La division générale n’a ignoré aucun élément important dans le relevé d’emploi

[27] [L’appelant] prétend que la division générale a choisi d’ignorer la façon [traduction] « malhonnête » dont le relevé d’emploi produit par X décrivait la raison du renvoi de l’appelant. Il laisse entendre que le fait que X a utilisé le code « M » (congédiement ou suspension) au lieu du code « N » (congé), comme le recommandait le gouvernement du Canada, a porté atteinte à ses intérêtsNote de bas de page 10.

[28] Je ne vois pas la pertinence de cet argument.

[29] Il est vrai que la décision de la division générale ne mentionne pas le relevé d’emploi spécifiquement, mais on ne peut pas s’attendre à ce que la personne qui rend la décision aborde chacun des éléments de preuve dans ses motifs écritsNote de bas de page 11. Quoi qu’il en soit, la division générale avait de bonnes raisons de ne pas examiner les codes utilisés par X. En effet, ce n’était pas vraiment utile pour savoir si l’appelant avait commis une inconduite aux fins de l’assurance-emploi. Peu importe si le prestataire a été suspendu ou placé en congé, le résultat est le même : l’appelant a été renvoyé contre sa volonté et il ne recevait plus son salaire.

[30] La division générale a malgré tout tiré une conclusion sur les circonstances entourant le départ de l’appelant. Elle les a décrites en ces termes : « L’employeur de l’appelant l’a placé en congé sans solde. Comme c’est l’employeur qui est à l’origine de la cessation d’emploi, elle est considérée comme une suspensionNote de bas de page 12. » Par la suite, elle a établi que la suspension était due à une inconduite.

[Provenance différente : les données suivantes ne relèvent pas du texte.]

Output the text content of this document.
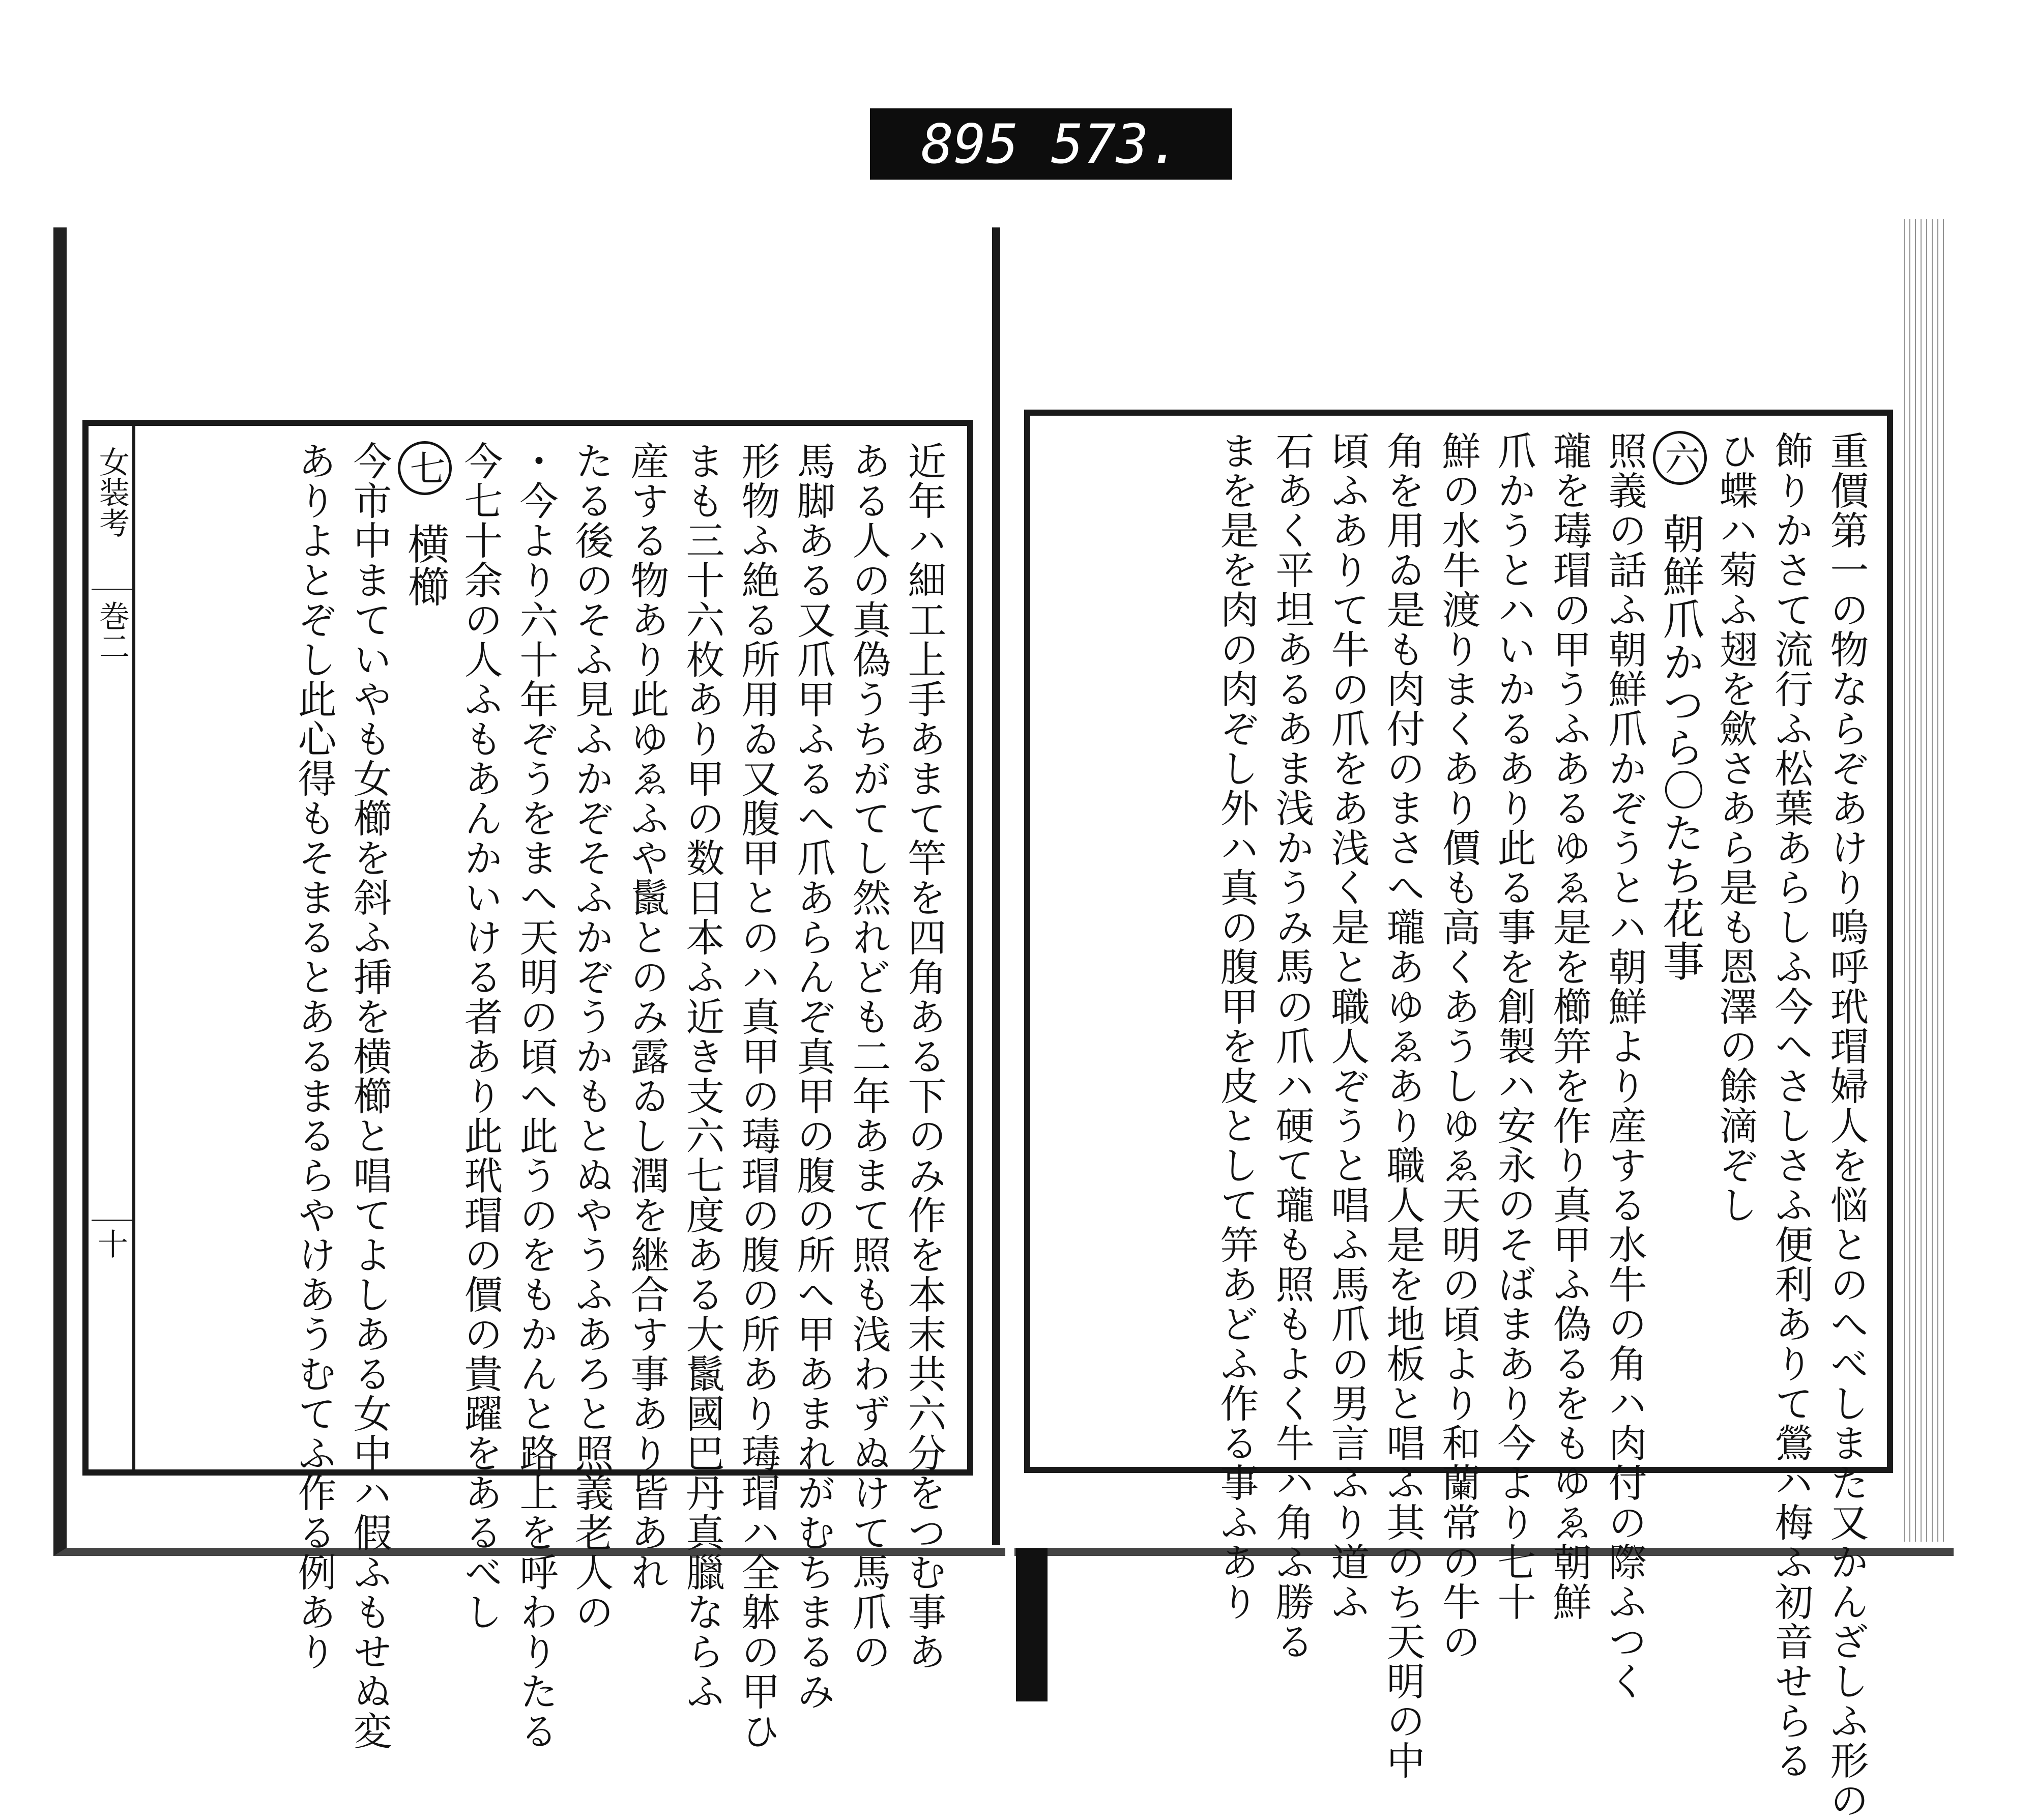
895 573.
女装考
巻二
十	近年ハ細工上手あまて竿を四角ある下のみ作を本末共六分をつむ事あ
ある人の真偽うちがてし然れども二年あまて照も浅わずぬけて馬爪の
馬脚ある又爪甲ふるへ爪あらんぞ真甲の腹の所へ甲あまれがむちまるみ
形物ふ絶る所用ゐ又腹甲とのハ真甲の瑇瑁の腹の所あり瑇瑁ハ全躰の甲ひ
まも三十六枚あり甲の数日本ふ近き支六七度ある大鬛國巴丹真臘ならふ
産する物あり此ゆゑふや鬛とのみ露ゐし潤を継合す事あり皆あれ
たる後のそふ見ふかぞそふかぞうかもとぬやうふあろと照義老人の
・今より六十年ぞうをまへ天明の頃へ此うのをもかんと路上を呼わりたる
今七十余の人ふもあんかいける者あり此玳瑁の價の貴躍をあるべし
七横櫛
今市中まていやも女櫛を斜ふ挿を横櫛と唱てよしある女中ハ假ふもせぬ変
ありよとぞし此心得もそまるとあるまるらやけあうむてふ作る例あり	重價第一の物ならぞあけり嗚呼玳瑁婦人を悩とのへべしまた又かんざしふ形の
飾りかさて流行ふ松葉あらしふ今へさしさふ便利ありて鶯ハ梅ふ初音せらる
ひ蝶ハ菊ふ翅を歛さあら是も恩澤の餘滴ぞし
六朝鮮爪かつら〇たち花事
照義の話ふ朝鮮爪かぞうとハ朝鮮より産する水牛の角ハ肉付の際ふつく
瓏を瑇瑁の甲うふあるゆゑ是を櫛笄を作り真甲ふ偽るをもゆゑ朝鮮
爪かうとハいかるあり此る事を創製ハ安永のそばまあり今より七十
鮮の水牛渡りまくあり價も高くあうしゆゑ天明の頃より和蘭常の牛の
角を用ゐ是も肉付のまさへ瓏あゆゑあり職人是を地板と唱ふ其のち天明の中
頃ふありて牛の爪をあ浅く是と職人ぞうと唱ふ馬爪の男言ふり道ふ
石あく平坦あるあま浅かうみ馬の爪ハ硬て瓏も照もよく牛ハ角ふ勝る
まを是を肉の肉ぞし外ハ真の腹甲を皮として笄あどふ作る事ふあり
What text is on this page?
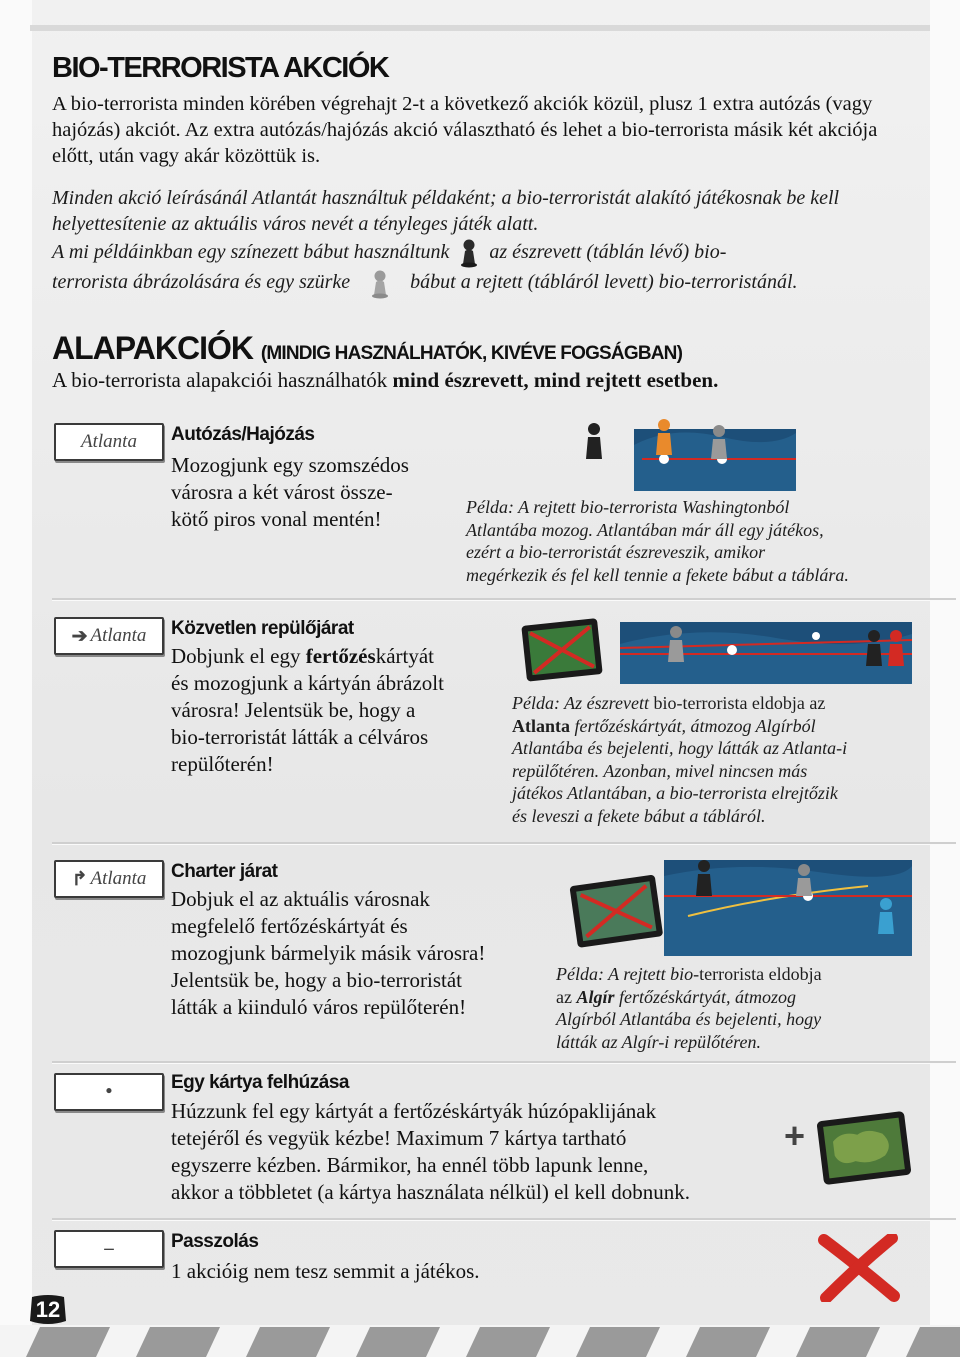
BIO-TERRORISTA AKCIÓK

A bio-terrorista minden körében végrehajt 2-t a következő akciók közül, plusz 1 extra autózás (vagy hajózás) akciót. Az extra autózás/hajózás akció választható és lehet a bio-terrorista másik két akciója előtt, után vagy akár közöttük is.

Minden akció leírásánál Atlantát használtuk példaként; a bio-terroristát alakító játékosnak be kell helyettesítenie az aktuális város nevét a tényleges játék alatt.

A mi példáinkban egy színezett bábut használtunk az észrevett (táblán lévő) bio-
terrorista ábrázolására és egy szürke	bábut a rejtett (tábláról levett) bio-terroristánál.

ALAPAKCIÓK (MINDIG HASZNÁLHATÓK, KIVÉVE FOGSÁGBAN)

A bio-terrorista alapakciói használhatók mind észrevett, mind rejtett esetben.

Atlanta Autózás/Hajózás
Mozogjunk egy szomszédos
városra a két várost össze-
kötő piros vonal mentén!	Példa: A rejtett bio-terrorista Washingtonból
Atlantába mozog. Atlantában már áll egy játékos,
ezért a bio-terroristát észreveszik, amikor
megérkezik és fel kell tennie a fekete bábut a táblára.
➔ Atlanta Közvetlen repülőjárat
Dobjunk el egy fertőzéskártyát
és mozogjunk a kártyán ábrázolt
városra! Jelentsük be, hogy a
bio-terroristát látták a célváros
repülőterén!
Példa: Az észrevett bio-terrorista eldobja az
Atlanta fertőzéskártyát, átmozog Algírból
Atlantába és bejelenti, hogy látták az Atlanta-i
repülőtéren. Azonban, mivel nincsen más
játékos Atlantában, a bio-terrorista elrejtőzik
és leveszi a fekete bábut a tábláról.
↱ Atlanta Charter járat
Dobjuk el az aktuális városnak
megfelelő fertőzéskártyát és
mozogjunk bármelyik másik városra!
Jelentsük be, hogy a bio-terroristát
látták a kiinduló város repülőterén!
Példa: A rejtett bio-terrorista eldobja
az Algír fertőzéskártyát, átmozog
Algírból Atlantába és bejelenti, hogy
látták az Algír-i repülőtéren.
•	Egy kártya felhúzása
Húzzunk fel egy kártyát a fertőzéskártyák húzópaklijának
tetejéről és vegyük kézbe! Maximum 7 kártya tartható
egyszerre kézben. Bármikor, ha ennél több lapunk lenne,
akkor a többletet (a kártya használata nélkül) el kell dobnunk.
+
–	Passzolás
1 akcióig nem tesz semmit a játékos.
12
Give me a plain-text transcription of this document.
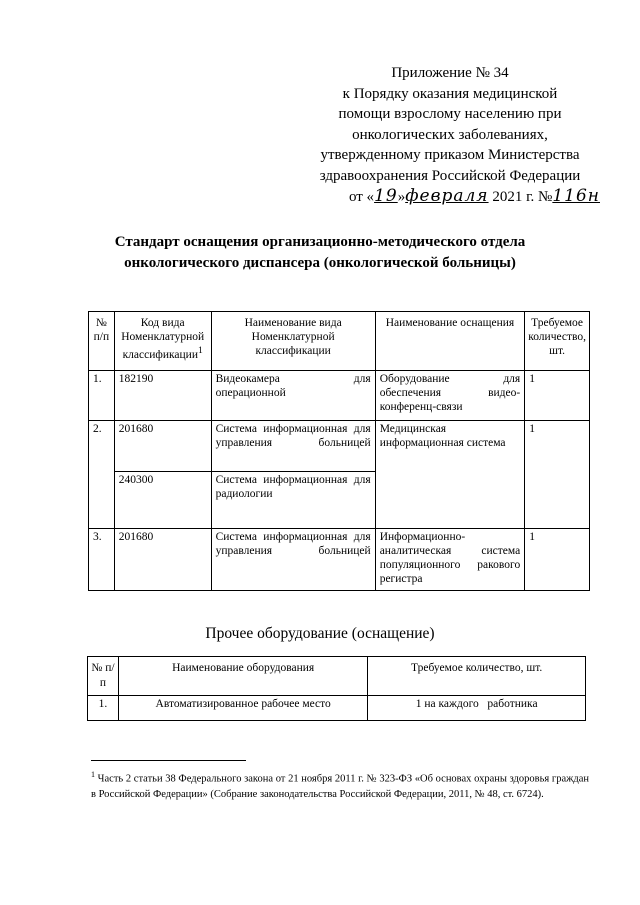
Приложение № 34
к Порядку оказания медицинской
помощи взрослому населению при
онкологических заболеваниях,
утвержденному приказом Министерства
здравоохранения Российской Федерации
от «19»февраля 2021 г. №116н
Стандарт оснащения организационно-методического отдела
онкологического диспансера (онкологической больницы)
№ п/п	Код вида Номенклатурной классификации$^1$	Наименование вида Номенклатурной классификации	Наименование оснащения	Требуемое количество, шт.
1.	182190	Видеокамера для операционной	Оборудование для обеспечения видео-конференц-связи	1
2.	201680	Система информационная для управления больницей	Медицинская информационная система	1
	240300	Система информационная для радиологии		
3.	201680	Система информационная для управления больницей	Информационно-аналитическая система популяционного ракового регистра	1
Прочее оборудование (оснащение)
№ п/п	Наименование оборудования	Требуемое количество, шт.
1.	Автоматизированное рабочее место	1 на каждого   работника
$^1$ Часть 2 статьи 38 Федерального закона от 21 ноября 2011 г. № 323-ФЗ «Об основах охраны здоровья граждан в Российской Федерации» (Собрание законодательства Российской Федерации, 2011, № 48, ст. 6724).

[31] À titre de juge des faits, la division générale a droit à une certaine latitude dans la façon dont elle choisit d’évaluer la preuve portée à sa connaissanceNote de bas de page 13. Dans la présente affaire, la division générale a examiné les circonstances entourant la suspension [de l’appelant] avant de conclure qu’il avait été renvoyé pour non-respect de la politique de vaccination, et non pour une autre raison. Comme il n’y a aucune erreur de fait importante, je ne vois aucune raison de remettre en question cette conclusionNote de bas de page 14.

Conclusion

[32] Pour les motifs que je viens d’expliquer, je ne suis pas convaincu que le présent appel ait une chance raisonnable de succès. Par conséquent, la permission de faire appel est refusée. Cela met donc un terme à l’appel.